Meaning, I think, that she would have to get permission of her Voices first.

Presently, after some more questions as to the revelations which had been conveyed through her to the King, she complained of the unnecessity of all this, and said:

"I will say again, as I have said before many times in these sittings, that I answered all questions of this sort before the court at Poitiers, and I would hat you wold bring here the record of that court and read from that. Prithee, send for that book."

There was no answer. It was a subject that had to be got around and put aside. That book had wisely been gotten out of the way, for it contained things which would be very awkward here.

Among them was a decision that Joan's mission was from God, whereas it was the intention of this inferior court to show that it was from the devil; also a decision permitting Joan to wear male attire, whereas it was the purpose of this court to make the male attire do hurtful work against her.

"How was it that you were moved to come into France--by your own desire?"

"Yes, and by command of God. But that it was His will I would note have come. I would sooner have had my body torn in sunder by horses than come, lacking that."

Beaupere shifted once more to the matter of the male attire, now, and proceeded to make a solemn talk about it. That tried Joan's patience; and presently she interrupted and said:

"It is a trifling thing and of no consequence. And I did not put it on by counsel of any man, but by command of God."

"Robert de Baudricourt did not order you to wear it?"


"Did you think you did well in taking the dress of a man?"

"I did well to do whatsoever thing God commanded me to do."

"But in this particular case do you think you did well in taking the dress of a man?"

"I have done nothing but by command of God."

Beaupere made various attempts to lead her into contradictions of herself; also to put her words and acts in disaccord with the Scriptures. But it was lost time. He did not succeed. He returned to her visions, the light which shone about them, her relations with the King, and so on.

"Was there an angel above the King's head the first time you saw him?"

"By the Blessed Mary!--"

She forced her impatience down, and finished her sentence with tranquillity: "If there was one I did not see it."

"Was there light?"

"There were more than three thousand soldiers there, and five hundred torches, without taking account of spiritual light."

"What made the King believe in the revelations which you brought him?"

"He had signs; also the counsel of the clergy."

"What revelations were made to the King?"

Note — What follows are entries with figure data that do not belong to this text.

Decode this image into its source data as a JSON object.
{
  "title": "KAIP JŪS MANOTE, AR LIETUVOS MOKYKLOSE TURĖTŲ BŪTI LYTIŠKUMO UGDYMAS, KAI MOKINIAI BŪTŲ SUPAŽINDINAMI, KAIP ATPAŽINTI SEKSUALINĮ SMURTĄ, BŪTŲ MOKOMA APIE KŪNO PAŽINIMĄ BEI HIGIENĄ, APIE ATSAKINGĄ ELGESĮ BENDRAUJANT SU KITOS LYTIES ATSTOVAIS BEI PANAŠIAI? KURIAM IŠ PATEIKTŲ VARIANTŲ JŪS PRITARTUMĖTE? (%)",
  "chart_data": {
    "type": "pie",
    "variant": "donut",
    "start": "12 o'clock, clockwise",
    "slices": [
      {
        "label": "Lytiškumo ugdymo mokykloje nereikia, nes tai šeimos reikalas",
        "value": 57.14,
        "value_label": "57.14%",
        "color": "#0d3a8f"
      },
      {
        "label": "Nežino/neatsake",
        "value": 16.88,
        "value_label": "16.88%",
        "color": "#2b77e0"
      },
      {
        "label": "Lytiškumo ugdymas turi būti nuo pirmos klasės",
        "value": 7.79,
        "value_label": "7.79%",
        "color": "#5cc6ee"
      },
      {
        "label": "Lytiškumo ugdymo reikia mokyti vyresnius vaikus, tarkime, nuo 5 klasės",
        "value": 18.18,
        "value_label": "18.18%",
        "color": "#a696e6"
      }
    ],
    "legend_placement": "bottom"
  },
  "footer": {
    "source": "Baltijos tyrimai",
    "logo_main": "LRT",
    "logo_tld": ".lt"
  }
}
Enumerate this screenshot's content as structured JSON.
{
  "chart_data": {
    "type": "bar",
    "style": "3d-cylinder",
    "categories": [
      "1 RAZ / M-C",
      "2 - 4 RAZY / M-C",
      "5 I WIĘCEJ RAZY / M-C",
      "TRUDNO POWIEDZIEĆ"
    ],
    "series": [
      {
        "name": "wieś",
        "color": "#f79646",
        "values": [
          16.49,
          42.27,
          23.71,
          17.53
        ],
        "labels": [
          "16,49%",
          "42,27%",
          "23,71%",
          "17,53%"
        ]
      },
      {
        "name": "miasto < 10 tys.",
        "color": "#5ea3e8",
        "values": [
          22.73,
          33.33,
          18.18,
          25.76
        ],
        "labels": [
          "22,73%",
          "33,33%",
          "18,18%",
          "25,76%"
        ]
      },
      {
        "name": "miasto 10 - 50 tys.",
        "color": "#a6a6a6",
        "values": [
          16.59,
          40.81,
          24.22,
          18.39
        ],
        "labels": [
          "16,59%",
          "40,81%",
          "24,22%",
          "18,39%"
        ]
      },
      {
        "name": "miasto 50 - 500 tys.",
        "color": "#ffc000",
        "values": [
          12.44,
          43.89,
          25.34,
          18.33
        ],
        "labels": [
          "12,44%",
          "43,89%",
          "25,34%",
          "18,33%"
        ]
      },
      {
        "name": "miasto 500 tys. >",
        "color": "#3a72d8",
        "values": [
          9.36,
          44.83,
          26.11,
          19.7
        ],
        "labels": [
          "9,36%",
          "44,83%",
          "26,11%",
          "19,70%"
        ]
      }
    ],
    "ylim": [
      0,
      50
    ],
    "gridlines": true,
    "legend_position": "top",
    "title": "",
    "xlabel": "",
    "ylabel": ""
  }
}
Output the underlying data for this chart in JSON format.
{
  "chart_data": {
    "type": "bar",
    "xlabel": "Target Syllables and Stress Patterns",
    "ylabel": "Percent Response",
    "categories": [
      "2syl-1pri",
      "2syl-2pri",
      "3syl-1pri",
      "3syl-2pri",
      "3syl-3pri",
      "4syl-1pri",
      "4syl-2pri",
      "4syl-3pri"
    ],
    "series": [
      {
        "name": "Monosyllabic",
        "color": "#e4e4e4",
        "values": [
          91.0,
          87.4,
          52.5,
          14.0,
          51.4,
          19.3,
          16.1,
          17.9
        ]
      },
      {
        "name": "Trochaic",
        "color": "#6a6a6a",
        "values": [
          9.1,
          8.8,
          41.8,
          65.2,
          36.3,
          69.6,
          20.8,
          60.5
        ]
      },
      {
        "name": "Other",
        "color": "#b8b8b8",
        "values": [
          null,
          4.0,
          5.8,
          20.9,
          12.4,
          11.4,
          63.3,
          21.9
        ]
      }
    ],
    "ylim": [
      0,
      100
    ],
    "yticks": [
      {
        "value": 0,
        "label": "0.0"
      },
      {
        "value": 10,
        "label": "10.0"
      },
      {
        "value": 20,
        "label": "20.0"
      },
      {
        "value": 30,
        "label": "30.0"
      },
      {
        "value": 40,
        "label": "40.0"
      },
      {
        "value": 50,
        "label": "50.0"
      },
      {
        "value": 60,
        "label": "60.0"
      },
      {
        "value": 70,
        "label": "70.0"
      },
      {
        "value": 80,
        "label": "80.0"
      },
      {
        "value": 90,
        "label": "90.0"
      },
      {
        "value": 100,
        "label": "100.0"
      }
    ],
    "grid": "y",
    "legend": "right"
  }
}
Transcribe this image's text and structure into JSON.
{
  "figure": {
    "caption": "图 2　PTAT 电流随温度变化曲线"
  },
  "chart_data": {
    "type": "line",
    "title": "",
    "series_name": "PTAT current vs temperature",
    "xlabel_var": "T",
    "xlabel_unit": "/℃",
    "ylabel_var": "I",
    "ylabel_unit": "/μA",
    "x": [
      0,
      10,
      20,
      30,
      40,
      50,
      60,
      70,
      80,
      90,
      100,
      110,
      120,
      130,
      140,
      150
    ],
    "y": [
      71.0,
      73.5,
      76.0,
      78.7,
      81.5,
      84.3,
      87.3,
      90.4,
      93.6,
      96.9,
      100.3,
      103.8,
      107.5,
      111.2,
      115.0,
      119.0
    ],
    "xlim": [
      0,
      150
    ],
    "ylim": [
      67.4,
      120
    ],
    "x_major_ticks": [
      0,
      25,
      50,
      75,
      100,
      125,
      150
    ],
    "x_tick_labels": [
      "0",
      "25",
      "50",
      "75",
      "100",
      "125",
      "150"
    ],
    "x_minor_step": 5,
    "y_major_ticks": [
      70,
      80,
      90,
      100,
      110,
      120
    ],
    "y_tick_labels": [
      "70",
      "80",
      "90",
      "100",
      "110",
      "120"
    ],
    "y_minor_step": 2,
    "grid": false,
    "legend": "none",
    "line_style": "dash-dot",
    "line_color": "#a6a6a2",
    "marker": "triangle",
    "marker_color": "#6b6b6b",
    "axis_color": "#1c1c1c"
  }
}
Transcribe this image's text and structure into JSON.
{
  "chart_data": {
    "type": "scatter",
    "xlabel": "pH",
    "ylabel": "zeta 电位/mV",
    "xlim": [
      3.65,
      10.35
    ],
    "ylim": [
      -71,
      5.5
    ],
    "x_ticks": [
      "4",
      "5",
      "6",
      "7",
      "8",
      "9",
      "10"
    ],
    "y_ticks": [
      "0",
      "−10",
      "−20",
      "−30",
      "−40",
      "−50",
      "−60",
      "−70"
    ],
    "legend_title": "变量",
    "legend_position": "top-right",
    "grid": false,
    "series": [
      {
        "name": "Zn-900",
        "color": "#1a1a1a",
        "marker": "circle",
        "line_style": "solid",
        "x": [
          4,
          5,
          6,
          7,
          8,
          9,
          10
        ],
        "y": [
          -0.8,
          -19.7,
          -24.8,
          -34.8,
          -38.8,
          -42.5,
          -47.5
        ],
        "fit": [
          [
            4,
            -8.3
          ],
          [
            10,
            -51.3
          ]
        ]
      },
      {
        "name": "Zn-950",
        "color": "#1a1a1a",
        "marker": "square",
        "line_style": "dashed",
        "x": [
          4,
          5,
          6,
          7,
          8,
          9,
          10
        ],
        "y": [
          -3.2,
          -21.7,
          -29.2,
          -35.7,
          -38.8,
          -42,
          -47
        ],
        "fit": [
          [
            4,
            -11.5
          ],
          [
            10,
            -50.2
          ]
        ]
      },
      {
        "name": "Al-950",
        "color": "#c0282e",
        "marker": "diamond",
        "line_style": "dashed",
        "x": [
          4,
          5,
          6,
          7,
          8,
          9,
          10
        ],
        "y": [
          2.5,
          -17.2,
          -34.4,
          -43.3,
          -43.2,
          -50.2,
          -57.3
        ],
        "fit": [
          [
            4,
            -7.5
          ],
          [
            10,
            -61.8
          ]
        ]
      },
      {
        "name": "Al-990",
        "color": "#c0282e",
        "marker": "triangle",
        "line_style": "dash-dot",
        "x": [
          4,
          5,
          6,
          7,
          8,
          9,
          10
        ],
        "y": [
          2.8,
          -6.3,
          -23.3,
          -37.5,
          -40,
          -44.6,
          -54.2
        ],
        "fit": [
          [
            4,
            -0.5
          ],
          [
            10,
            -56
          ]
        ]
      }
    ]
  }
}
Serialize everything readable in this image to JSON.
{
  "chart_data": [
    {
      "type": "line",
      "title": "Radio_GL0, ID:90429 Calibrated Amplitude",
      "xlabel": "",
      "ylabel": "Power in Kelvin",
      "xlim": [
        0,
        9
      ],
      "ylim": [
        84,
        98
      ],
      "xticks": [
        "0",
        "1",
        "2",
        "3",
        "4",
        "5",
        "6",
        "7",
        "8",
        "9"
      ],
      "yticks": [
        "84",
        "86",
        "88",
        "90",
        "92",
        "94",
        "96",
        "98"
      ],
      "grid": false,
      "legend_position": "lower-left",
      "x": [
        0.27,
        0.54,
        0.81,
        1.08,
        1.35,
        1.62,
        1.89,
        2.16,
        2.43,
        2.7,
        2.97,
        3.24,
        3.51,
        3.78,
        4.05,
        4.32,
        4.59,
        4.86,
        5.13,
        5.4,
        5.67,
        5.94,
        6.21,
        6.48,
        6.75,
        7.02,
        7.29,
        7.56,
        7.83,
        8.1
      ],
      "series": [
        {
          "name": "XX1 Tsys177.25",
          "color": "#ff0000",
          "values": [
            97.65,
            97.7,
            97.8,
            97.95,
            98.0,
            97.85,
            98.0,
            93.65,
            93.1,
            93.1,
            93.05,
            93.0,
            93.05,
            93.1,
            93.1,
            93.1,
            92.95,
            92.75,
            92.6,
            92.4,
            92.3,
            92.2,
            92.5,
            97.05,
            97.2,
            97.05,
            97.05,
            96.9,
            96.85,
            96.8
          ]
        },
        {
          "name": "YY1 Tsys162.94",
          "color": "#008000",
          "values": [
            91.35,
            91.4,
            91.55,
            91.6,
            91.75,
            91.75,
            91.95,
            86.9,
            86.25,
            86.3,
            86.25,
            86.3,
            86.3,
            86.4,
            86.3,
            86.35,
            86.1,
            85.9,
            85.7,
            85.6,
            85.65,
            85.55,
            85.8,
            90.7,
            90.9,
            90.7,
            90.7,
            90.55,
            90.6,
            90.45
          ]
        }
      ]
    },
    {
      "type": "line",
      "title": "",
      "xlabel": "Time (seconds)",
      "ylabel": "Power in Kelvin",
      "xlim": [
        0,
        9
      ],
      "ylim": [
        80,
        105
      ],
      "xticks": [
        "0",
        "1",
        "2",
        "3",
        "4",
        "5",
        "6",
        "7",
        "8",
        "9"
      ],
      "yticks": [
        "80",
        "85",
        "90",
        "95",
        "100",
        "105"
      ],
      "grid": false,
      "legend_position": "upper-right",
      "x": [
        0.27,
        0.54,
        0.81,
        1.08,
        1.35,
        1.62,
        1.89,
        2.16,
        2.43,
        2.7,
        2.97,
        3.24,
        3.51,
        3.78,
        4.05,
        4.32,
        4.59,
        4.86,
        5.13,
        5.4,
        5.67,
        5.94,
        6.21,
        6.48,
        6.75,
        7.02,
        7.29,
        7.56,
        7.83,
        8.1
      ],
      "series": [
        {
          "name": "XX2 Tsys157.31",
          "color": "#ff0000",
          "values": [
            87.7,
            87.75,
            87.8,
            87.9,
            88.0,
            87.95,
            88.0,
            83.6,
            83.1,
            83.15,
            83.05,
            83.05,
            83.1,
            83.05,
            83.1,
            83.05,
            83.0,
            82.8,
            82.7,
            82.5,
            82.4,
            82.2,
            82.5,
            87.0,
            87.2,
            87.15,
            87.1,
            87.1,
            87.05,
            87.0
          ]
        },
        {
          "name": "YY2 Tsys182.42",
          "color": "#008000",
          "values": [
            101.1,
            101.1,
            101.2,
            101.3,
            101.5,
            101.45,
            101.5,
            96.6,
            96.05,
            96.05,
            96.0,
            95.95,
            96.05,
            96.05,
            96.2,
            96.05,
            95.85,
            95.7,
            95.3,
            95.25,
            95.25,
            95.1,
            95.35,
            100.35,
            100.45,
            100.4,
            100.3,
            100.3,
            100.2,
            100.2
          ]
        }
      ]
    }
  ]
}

"You will not get that out of me this year."

Presently she added: "During three weeks I was questioned by the clergy at Chinon and Poitiers.

The King had a sign before he would believe; and the clergy were of opinion that my acts were good and not evil."

The subject was dropped now for a while, and Beaupere took up the matter of the miraculous sword of Fierbois to see if he could not find a chance there to fix the crime of sorcery upon Joan.

"How did you know that there was an ancient sword buried in the ground under the rear of the altar of the church of St. Catherine of Fierbois?"

Joan had no concealments to make as to this:

"I knew the sword was there because my Voices told me so; and I sent to ask that it be given to me to carry in the wars. It seemed to me that it was not very deep in the ground. The clergy of the church caused it to be sought for and dug up; and they polished it, and the rust fell easily off from it."

"Were you wearing it when you were taken in battle at CompiŠgne?"

"No. But I wore it constantly until I left St.